Does the restriction on competitive businesses prohibit passive investments in other businesses that do not compete with the Hydrodog business?
Hydrodog Franchise · 2025 FDDAnswer from 2025 FDD Document
This provision does not prohibit passive investments in other businesses that do not compete directly or indirectly with HydroDog business. However, an interest in a business in which your capacity is either a director, officer or majority stockholder (or any combination thereof) does not constitute a passive investment, and will be considered a breach of these provisions of this Agreement.
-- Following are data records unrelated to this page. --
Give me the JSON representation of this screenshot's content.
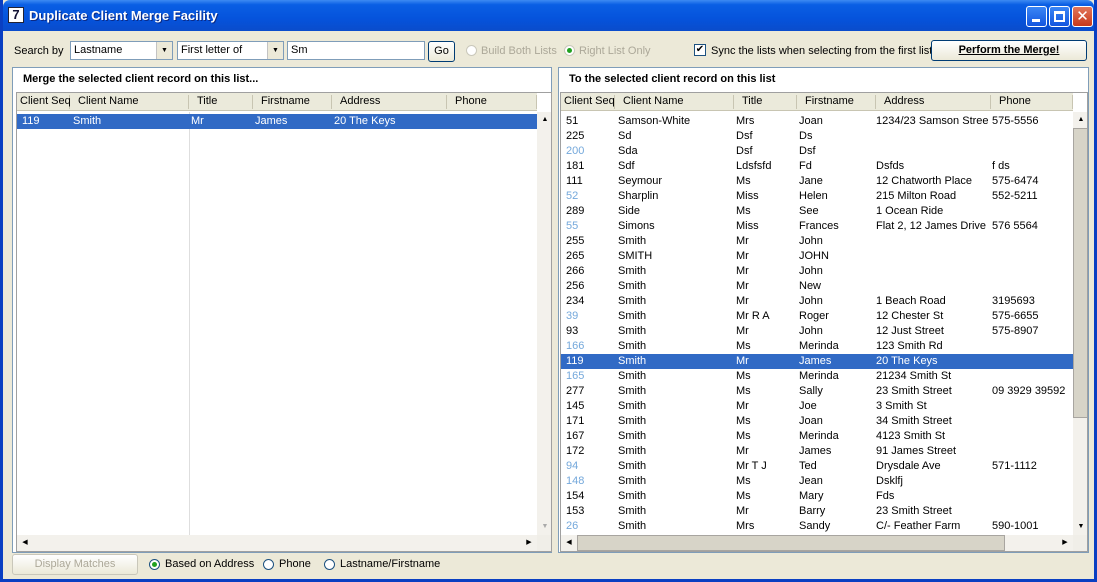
{
  "window": {
    "title": "Duplicate Client Merge Facility",
    "icon": "7"
  },
  "toolbar": {
    "search_by_label": "Search by",
    "search_field": "Lastname",
    "match_mode": "First letter of",
    "search_text": "Sm",
    "go_label": "Go",
    "build_both_label": "Build Both Lists",
    "right_list_only_label": "Right List Only",
    "sync_label": "Sync the lists when selecting from the first list",
    "sync_checked": true,
    "perform_label": "Perform the Merge!"
  },
  "left": {
    "title": "Merge the selected client record on this list...",
    "columns": [
      "Client Seq",
      "Client Name",
      "Title",
      "Firstname",
      "Address",
      "Phone"
    ],
    "rows": [
      {
        "seq": "119",
        "name": "Smith",
        "title": "Mr",
        "first": "James",
        "address": "20 The Keys",
        "phone": "",
        "selected": true
      }
    ]
  },
  "right": {
    "title": "To the selected client record on this list",
    "columns": [
      "Client Seq",
      "Client Name",
      "Title",
      "Firstname",
      "Address",
      "Phone"
    ],
    "rows": [
      {
        "seq": "51",
        "name": "Samson-White",
        "title": "Mrs",
        "first": "Joan",
        "address": "1234/23 Samson Stree",
        "phone": "575-5556"
      },
      {
        "seq": "225",
        "name": "Sd",
        "title": "Dsf",
        "first": "Ds",
        "address": "",
        "phone": ""
      },
      {
        "seq": "200",
        "name": "Sda",
        "title": "Dsf",
        "first": "Dsf",
        "address": "",
        "phone": "",
        "light": true
      },
      {
        "seq": "181",
        "name": "Sdf",
        "title": "Ldsfsfd",
        "first": "Fd",
        "address": "Dsfds",
        "phone": "f ds"
      },
      {
        "seq": "111",
        "name": "Seymour",
        "title": "Ms",
        "first": "Jane",
        "address": "12 Chatworth Place",
        "phone": "575-6474"
      },
      {
        "seq": "52",
        "name": "Sharplin",
        "title": "Miss",
        "first": "Helen",
        "address": "215 Milton Road",
        "phone": "552-5211",
        "light": true
      },
      {
        "seq": "289",
        "name": "Side",
        "title": "Ms",
        "first": "See",
        "address": "1 Ocean Ride",
        "phone": ""
      },
      {
        "seq": "55",
        "name": "Simons",
        "title": "Miss",
        "first": "Frances",
        "address": "Flat 2, 12 James Drive",
        "phone": "576 5564",
        "light": true
      },
      {
        "seq": "255",
        "name": "Smith",
        "title": "Mr",
        "first": "John",
        "address": "",
        "phone": ""
      },
      {
        "seq": "265",
        "name": "SMITH",
        "title": "Mr",
        "first": "JOHN",
        "address": "",
        "phone": ""
      },
      {
        "seq": "266",
        "name": "Smith",
        "title": "Mr",
        "first": "John",
        "address": "",
        "phone": ""
      },
      {
        "seq": "256",
        "name": "Smith",
        "title": "Mr",
        "first": "New",
        "address": "",
        "phone": ""
      },
      {
        "seq": "234",
        "name": "Smith",
        "title": "Mr",
        "first": "John",
        "address": "1 Beach Road",
        "phone": "3195693"
      },
      {
        "seq": "39",
        "name": "Smith",
        "title": "Mr R A",
        "first": "Roger",
        "address": "12 Chester St",
        "phone": "575-6655",
        "light": true
      },
      {
        "seq": "93",
        "name": "Smith",
        "title": "Mr",
        "first": "John",
        "address": "12 Just Street",
        "phone": "575-8907"
      },
      {
        "seq": "166",
        "name": "Smith",
        "title": "Ms",
        "first": "Merinda",
        "address": "123 Smith Rd",
        "phone": "",
        "light": true
      },
      {
        "seq": "119",
        "name": "Smith",
        "title": "Mr",
        "first": "James",
        "address": "20 The Keys",
        "phone": "",
        "selected": true
      },
      {
        "seq": "165",
        "name": "Smith",
        "title": "Ms",
        "first": "Merinda",
        "address": "21234 Smith St",
        "phone": "",
        "light": true
      },
      {
        "seq": "277",
        "name": "Smith",
        "title": "Ms",
        "first": "Sally",
        "address": "23 Smith Street",
        "phone": "09 3929 39592"
      },
      {
        "seq": "145",
        "name": "Smith",
        "title": "Mr",
        "first": "Joe",
        "address": "3 Smith St",
        "phone": ""
      },
      {
        "seq": "171",
        "name": "Smith",
        "title": "Ms",
        "first": "Joan",
        "address": "34 Smith Street",
        "phone": ""
      },
      {
        "seq": "167",
        "name": "Smith",
        "title": "Ms",
        "first": "Merinda",
        "address": "4123 Smith St",
        "phone": ""
      },
      {
        "seq": "172",
        "name": "Smith",
        "title": "Mr",
        "first": "James",
        "address": "91 James Street",
        "phone": ""
      },
      {
        "seq": "94",
        "name": "Smith",
        "title": "Mr T J",
        "first": "Ted",
        "address": "Drysdale Ave",
        "phone": "571-1112",
        "light": true
      },
      {
        "seq": "148",
        "name": "Smith",
        "title": "Ms",
        "first": "Jean",
        "address": "Dsklfj",
        "phone": "",
        "light": true
      },
      {
        "seq": "154",
        "name": "Smith",
        "title": "Ms",
        "first": "Mary",
        "address": "Fds",
        "phone": ""
      },
      {
        "seq": "153",
        "name": "Smith",
        "title": "Mr",
        "first": "Barry",
        "address": "23 Smith Street",
        "phone": ""
      },
      {
        "seq": "26",
        "name": "Smith",
        "title": "Mrs",
        "first": "Sandy",
        "address": "C/- Feather Farm",
        "phone": "590-1001",
        "light": true
      }
    ]
  },
  "bottom": {
    "display_matches_label": "Display Matches",
    "options": [
      {
        "label": "Based on Address",
        "checked": true
      },
      {
        "label": "Phone",
        "checked": false
      },
      {
        "label": "Lastname/Firstname",
        "checked": false
      }
    ]
  }
}
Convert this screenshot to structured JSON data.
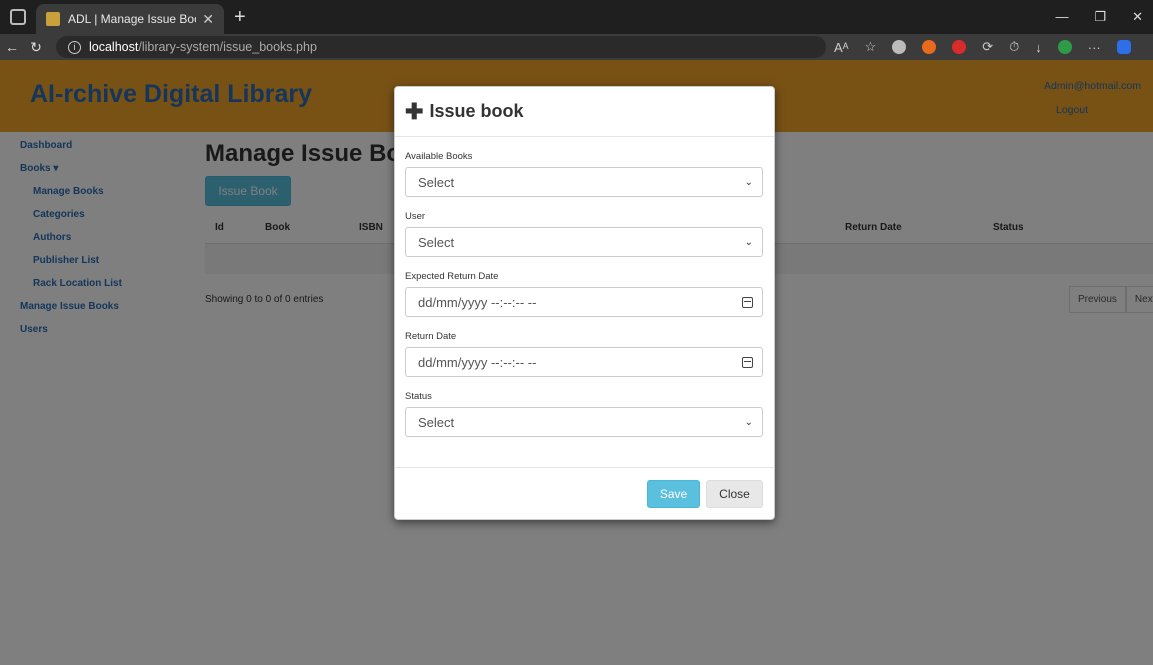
{
  "browser": {
    "tab_title": "ADL | Manage Issue Books",
    "url_host": "localhost",
    "url_path": "/library-system/issue_books.php"
  },
  "site": {
    "brand": "AI-rchive Digital Library",
    "user_email": "Admin@hotmail.com",
    "logout": "Logout"
  },
  "sidebar": {
    "items": [
      {
        "label": "Dashboard",
        "sub": false
      },
      {
        "label": "Books ▾",
        "sub": false
      },
      {
        "label": "Manage Books",
        "sub": true
      },
      {
        "label": "Categories",
        "sub": true
      },
      {
        "label": "Authors",
        "sub": true
      },
      {
        "label": "Publisher List",
        "sub": true
      },
      {
        "label": "Rack Location List",
        "sub": true
      },
      {
        "label": "Manage Issue Books",
        "sub": false
      },
      {
        "label": "Users",
        "sub": false
      }
    ]
  },
  "main": {
    "title": "Manage Issue Books",
    "issue_button": "Issue Book",
    "columns": [
      "Id",
      "Book",
      "ISBN",
      "Return Date",
      "Status"
    ],
    "showing": "Showing 0 to 0 of 0 entries",
    "previous": "Previous",
    "next": "Next"
  },
  "modal": {
    "title": "Issue book",
    "available_books_label": "Available Books",
    "available_books_value": "Select",
    "user_label": "User",
    "user_value": "Select",
    "expected_return_label": "Expected Return Date",
    "expected_return_placeholder": "dd/mm/yyyy --:--:-- --",
    "return_date_label": "Return Date",
    "return_date_placeholder": "dd/mm/yyyy --:--:-- --",
    "status_label": "Status",
    "status_value": "Select",
    "save": "Save",
    "close": "Close"
  }
}
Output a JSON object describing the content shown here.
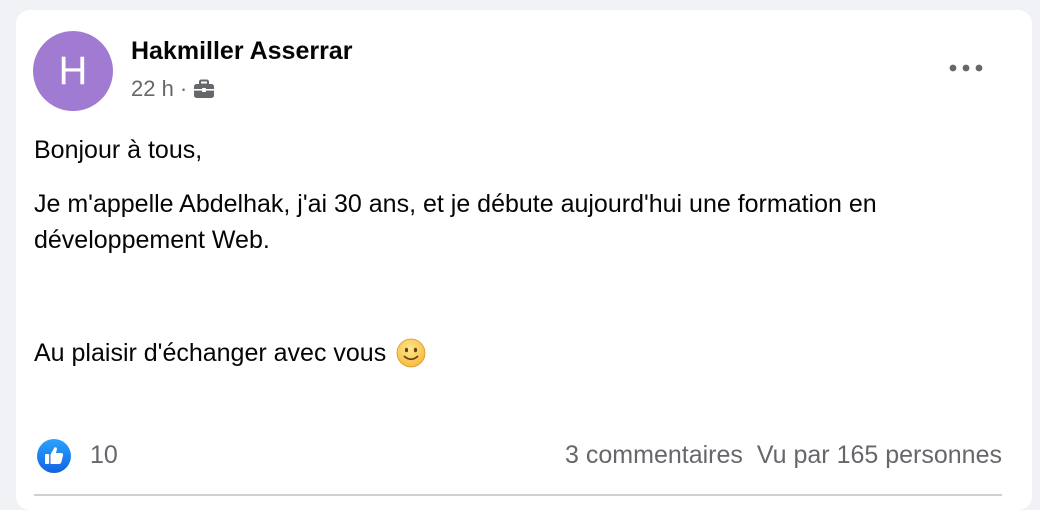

Source: Item 23 — RECEIPTS (FDD pages 43–166)
What This Means (2025 FDD)
According to Hydrodog's 2025 Franchise Disclosure Document, the restrictions on competitive businesses do not prohibit passive investments in businesses that do not directly or indirectly compete with Hydrodog. However, if the franchisee holds a position as a director, officer, or majority stockholder in another business, it does not qualify as a passive investment and will be considered a breach of the agreement.
This means that a Hydrodog franchisee can invest in other businesses, as long as those businesses are not competitive with Hydrodog's services and products. The definition of a "Competitive Business" includes any business that offers pet grooming, pet care, pet products, or services similar to those offered by Hydrodog. This definition extends to businesses that grant franchises or licenses for such services, as well as mobile, fixed, internet, or catalog-based businesses in the pet industry.
For a Hydrodog franchisee, this clause provides some flexibility to diversify investments. However, it's crucial to avoid any active role or significant ownership in a competing business, as this would violate the franchise agreement. The franchisee should carefully consider the nature of any potential investment to ensure it remains passive and non-competitive to avoid potential conflicts with the Hydrodog franchise agreement.